According to a new study, as of August 27th, 2015, “NASA Zeroes in on Ocean Rise: How Much? How Soon? It’s pretty certain we are locked into at least 3 feet of sea level rise, and probably more.” However, they do not yet know the timing. Really, how could they? But, “locked in” doesn’t sound too good. NYC? Outer Banks?
At present “effects that scientists had predicted in the past would result from global climate change are now occurring,” NASA, Global Climate Change, Vital Signs of the Planet. No surprise here as the hottest years on record have occurred since 2000.
Here’s the bigger uglier picture: According to reputable sources, there’s probably no way to stay under 2°C. In fact lamentably, the paleoclimate record indicates Earth once experienced a 5°C increase within a couple of decades, but nobody knows exactly why. Something earthshattering must have occurred. Today’s anthropogenic forces on the climate, like CO2, may also be earthshattering. Time will tell soon enough, maybe too soon. Nobody really knows for sure because global warming is brand new to humankind.

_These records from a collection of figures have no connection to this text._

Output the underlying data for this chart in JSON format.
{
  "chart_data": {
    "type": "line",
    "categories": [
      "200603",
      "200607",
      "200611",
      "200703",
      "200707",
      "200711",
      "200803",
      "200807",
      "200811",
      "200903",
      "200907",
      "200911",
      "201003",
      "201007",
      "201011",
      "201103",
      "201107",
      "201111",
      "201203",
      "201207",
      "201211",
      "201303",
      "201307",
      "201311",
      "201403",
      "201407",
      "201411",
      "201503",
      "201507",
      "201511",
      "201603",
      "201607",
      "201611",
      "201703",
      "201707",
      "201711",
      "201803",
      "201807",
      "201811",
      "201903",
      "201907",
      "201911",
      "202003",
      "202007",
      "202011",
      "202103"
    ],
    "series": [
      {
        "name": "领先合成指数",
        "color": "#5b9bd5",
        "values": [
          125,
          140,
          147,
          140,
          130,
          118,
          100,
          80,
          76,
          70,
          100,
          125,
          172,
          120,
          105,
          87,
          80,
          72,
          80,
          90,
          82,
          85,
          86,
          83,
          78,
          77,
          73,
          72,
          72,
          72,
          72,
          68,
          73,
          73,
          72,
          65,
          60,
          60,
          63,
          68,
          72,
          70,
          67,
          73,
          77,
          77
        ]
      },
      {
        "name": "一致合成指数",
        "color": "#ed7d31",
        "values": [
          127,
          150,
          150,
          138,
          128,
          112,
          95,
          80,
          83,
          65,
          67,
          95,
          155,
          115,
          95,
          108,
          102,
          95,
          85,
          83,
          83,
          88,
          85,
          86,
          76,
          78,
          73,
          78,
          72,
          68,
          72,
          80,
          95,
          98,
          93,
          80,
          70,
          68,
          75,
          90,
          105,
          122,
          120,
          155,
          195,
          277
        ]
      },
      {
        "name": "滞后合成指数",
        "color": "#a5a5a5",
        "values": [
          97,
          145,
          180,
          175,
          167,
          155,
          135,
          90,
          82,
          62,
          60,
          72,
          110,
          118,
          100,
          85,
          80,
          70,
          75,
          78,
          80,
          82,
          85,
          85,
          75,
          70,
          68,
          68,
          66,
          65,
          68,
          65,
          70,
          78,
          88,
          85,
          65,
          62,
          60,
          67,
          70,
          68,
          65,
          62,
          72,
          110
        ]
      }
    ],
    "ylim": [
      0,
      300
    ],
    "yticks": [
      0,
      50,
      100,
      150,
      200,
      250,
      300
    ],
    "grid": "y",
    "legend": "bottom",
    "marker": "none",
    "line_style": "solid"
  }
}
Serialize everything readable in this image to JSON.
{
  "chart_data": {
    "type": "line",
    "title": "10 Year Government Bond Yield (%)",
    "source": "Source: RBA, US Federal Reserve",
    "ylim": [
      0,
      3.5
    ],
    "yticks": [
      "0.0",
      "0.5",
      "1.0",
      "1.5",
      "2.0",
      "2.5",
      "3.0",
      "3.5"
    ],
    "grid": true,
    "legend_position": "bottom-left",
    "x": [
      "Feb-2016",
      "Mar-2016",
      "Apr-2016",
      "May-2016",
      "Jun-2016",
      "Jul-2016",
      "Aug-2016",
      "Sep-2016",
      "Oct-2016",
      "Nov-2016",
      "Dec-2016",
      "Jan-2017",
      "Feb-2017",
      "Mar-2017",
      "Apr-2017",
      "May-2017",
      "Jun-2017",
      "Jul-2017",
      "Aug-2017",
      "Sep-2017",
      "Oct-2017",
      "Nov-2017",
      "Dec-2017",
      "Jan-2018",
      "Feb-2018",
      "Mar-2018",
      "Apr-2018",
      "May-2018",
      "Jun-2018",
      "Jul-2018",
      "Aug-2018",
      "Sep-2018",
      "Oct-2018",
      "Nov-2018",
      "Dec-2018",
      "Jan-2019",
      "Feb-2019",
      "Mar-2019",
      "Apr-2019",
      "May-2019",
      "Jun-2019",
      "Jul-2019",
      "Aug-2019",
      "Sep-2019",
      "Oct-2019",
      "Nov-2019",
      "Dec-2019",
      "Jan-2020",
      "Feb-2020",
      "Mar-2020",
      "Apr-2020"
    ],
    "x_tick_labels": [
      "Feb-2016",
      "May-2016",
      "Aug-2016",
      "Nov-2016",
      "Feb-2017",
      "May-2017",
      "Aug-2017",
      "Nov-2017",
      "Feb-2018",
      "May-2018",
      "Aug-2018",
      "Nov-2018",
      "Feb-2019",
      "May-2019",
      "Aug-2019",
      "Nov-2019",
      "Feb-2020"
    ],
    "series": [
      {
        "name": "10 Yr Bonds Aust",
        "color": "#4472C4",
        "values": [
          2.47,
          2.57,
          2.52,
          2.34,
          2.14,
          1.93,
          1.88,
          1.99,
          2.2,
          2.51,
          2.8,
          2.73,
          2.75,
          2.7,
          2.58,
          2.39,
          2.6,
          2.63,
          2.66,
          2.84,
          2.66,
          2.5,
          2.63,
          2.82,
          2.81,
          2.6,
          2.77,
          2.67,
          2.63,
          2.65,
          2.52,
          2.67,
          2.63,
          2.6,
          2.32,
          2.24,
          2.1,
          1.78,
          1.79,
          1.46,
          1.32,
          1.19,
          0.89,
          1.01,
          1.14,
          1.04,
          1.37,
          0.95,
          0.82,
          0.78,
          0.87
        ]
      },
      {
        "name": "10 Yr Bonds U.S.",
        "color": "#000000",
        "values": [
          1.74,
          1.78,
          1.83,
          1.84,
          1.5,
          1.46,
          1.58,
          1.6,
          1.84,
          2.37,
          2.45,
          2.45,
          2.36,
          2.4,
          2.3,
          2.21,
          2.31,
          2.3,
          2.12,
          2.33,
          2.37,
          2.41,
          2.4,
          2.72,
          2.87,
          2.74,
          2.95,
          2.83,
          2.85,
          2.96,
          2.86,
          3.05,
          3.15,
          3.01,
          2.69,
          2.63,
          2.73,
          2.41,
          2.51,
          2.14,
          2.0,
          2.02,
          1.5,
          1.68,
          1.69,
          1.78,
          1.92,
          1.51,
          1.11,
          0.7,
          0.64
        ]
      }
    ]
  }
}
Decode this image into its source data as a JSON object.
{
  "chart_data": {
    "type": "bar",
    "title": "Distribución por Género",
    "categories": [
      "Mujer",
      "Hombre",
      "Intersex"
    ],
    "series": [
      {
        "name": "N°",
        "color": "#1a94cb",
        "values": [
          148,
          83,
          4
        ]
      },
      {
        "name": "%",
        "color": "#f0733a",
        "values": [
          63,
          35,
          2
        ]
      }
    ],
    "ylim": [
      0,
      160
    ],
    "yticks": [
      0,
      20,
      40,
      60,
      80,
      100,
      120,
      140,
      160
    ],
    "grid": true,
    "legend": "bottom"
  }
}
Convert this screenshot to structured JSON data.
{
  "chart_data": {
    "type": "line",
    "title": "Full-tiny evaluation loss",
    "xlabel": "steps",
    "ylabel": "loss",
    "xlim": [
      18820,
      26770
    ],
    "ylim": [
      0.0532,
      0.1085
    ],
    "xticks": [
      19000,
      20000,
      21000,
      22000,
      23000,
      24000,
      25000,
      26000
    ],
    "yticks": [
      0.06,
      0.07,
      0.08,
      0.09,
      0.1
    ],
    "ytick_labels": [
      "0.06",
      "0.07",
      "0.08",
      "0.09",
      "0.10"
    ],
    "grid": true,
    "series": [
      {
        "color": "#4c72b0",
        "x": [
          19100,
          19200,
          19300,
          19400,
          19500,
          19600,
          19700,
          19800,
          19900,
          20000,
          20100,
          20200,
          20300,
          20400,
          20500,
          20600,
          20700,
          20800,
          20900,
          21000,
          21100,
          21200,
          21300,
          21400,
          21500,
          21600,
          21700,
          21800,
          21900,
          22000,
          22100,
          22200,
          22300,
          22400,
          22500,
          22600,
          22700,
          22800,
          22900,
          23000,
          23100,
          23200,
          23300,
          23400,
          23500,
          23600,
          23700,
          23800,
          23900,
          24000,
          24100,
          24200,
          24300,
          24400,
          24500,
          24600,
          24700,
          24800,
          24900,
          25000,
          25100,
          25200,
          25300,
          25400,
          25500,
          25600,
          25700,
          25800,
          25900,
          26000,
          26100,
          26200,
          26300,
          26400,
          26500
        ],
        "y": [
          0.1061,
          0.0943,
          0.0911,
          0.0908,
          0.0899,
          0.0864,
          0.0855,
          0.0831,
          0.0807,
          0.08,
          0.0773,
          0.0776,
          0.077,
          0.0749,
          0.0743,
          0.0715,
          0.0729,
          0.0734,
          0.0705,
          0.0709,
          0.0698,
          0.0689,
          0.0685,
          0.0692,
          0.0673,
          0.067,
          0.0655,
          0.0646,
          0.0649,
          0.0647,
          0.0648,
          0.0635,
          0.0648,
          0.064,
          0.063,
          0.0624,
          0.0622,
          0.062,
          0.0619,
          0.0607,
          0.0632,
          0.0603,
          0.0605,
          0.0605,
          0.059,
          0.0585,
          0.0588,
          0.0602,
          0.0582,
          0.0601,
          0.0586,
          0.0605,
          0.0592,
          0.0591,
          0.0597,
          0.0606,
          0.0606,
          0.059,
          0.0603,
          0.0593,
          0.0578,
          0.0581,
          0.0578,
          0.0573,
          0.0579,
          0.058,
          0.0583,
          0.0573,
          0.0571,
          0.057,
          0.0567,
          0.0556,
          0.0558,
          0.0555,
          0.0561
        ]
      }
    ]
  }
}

Beyond that, with GHGs turbocharging 135% faster than 40 years ago at a rate of 2.0ppm/yr. (Hansen), simple math says big trouble will likely hit by, or before 2040-50. After all, emissions and GHGs are growing exponentially.
Dr. James Hansen claims, in a court filed document, the paleoclimate record indicates enough warming occurs at 450ppm that it could melt most of Antarctica, containing 85-90% of the world’s ice, but it would take a long, long time. Meanwhile, along the way, the incoming would destroy coastlines and flood coastal cities. CO2 at 400ppm now is increasing 2.0ppm/yr. times 25 equals 450ppm in 2040.
Will COP21 save the ecosystem soon enough? Will the COP21 come to agreement?
By all appearances, and according to factual record, years and years of COP meetings have yet to meld countries together into one unified blend of “let’s fight this.” Considering the enormous challenge in organizing 190 countries around one single goal, the competing interests are beyond the scope of this article and beyond the imagination of even the sharpest diplomat.
Yet already, whilst still below the 2°C marker, a bevy of horrid things are already starting to appear that could make life brutally miserable well before many of the COP21 delegates celebrate retirement and try to find a nice sandy beach that hasn’t already washed away.